Ergenekon’a Dost, Başörtüsüne Düşman
Başörtüsü yasağını Ramazan ayında her Cumartesi yaptıkları eylemlerle protesto eden Özgür-Der Genel Merkez mensupları da bu haftaki eylemlerinde Genelkurmay ile Ergenekon arasındaki dostluğu gündeme getirdiler. “Genelkurmay Ergenekon’a Dost, Başörtüsüne Düşman!” ve “Herkes İçin Adalet Başörtüsüne Özgürlük!” yazılı pankartların açıldığı basın açıklamasında Genelkurmay’ın Ergenekon sanıklarını resepsiyona davet etmesine, kışladaki cinayetlere, askeri vesayete ve devam eden başörtüsü zulmüne dikkat çektiler. Açıklamada konuşan Murat Ayar, üniversitelerde kayıtlar sırasında başörtüsünün çıkarılması dayatmasının sürdüğünü söyledi. İslami kimliğe yönelik baskıların Kuzey Kıbrıs’ta Kur’an eğitiminin verildiği okulların basılmasına kadar tırmandığını ifade eden Ayar, “Ancak biz tüm yasaklara ve baskılara rağmen kimliğimizi/inancımızı koruma kararlığındayız!” dedi. Eyleme katılan gazeteci Adem Özköse de yeni döndüğü Patani’yle birlikte diğer İslam ülkelerindeki gözlemlerini aktardı.
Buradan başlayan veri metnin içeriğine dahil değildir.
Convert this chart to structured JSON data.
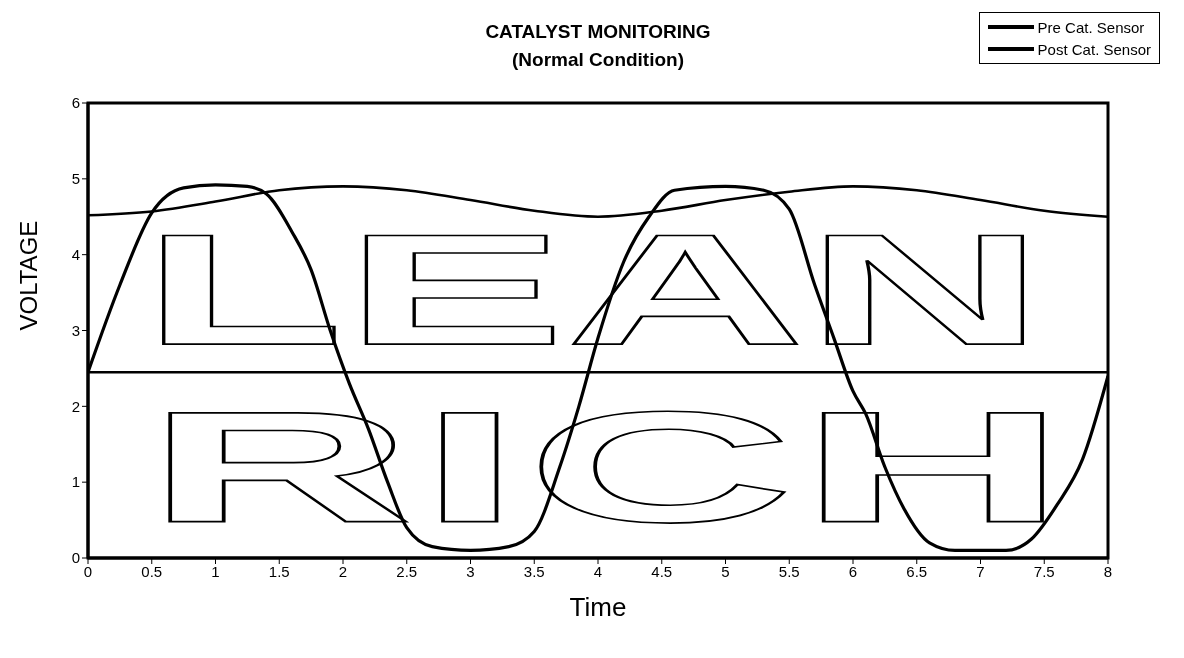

Başörtüsüne Şartsız Ayrımsız Her Alanda Özgürlük
Özgür-Der Bursa şubesi mensupları ise yasağa karşı düzenledikleri imza kampanyasını yaptıkları basın açıklamasıyla tamamladı. İmza kampanyasına halkın teveccüh gösterdiği söylenilen açıklamada şu hususlara dikkat çekildi: “Halkın neredeyse bütününden gelen yasağın kaldırılması talebini kendi iktidarını korumak için politik manevralarla geçiştiriyor. ‘Denedik ama olmadı, öyleyse susun’ diyerek susturabileceğini zannediyor. Sistemin kendi çelişik kanunlarıyla bile izah edemeyeceği kadar keyfi olan başörtüsü yasağını bir daha dile getirmemesini başka nasıl ifade edebiliriz? AKP tutarlı olmak istiyorsa bu sorunu çözmek durumundadır. Resmi ideolojinin köhnemişliğinin eseri YÖK’ün bilimsellik maskesini paramparça eden başörtüsü AKP’nin de tutarsızlığını göstermeye tek başına yeterlidir. Umuyoruz ki başörtüsü yasağının kaldırılmasında ve 12 Eylül darbeci zihniyetinin bir ürünü olan anayasanın değiştirilmesinde yaptığını Kürt sorununda da yapmaya yeltenmeyecektir. Yıllardır sürdürülen inkârcı ve ırkçı devlet ideolojisinin yarattığı bu sorunun hak ve adalet temelinde çözümü ertelenemez. Hiçbir iktidar kavgasına kurban edilemez. Yoksa gasp edilen hakların iade edilmesinin ertelenmesini asla izah edemeyeceklerdir.”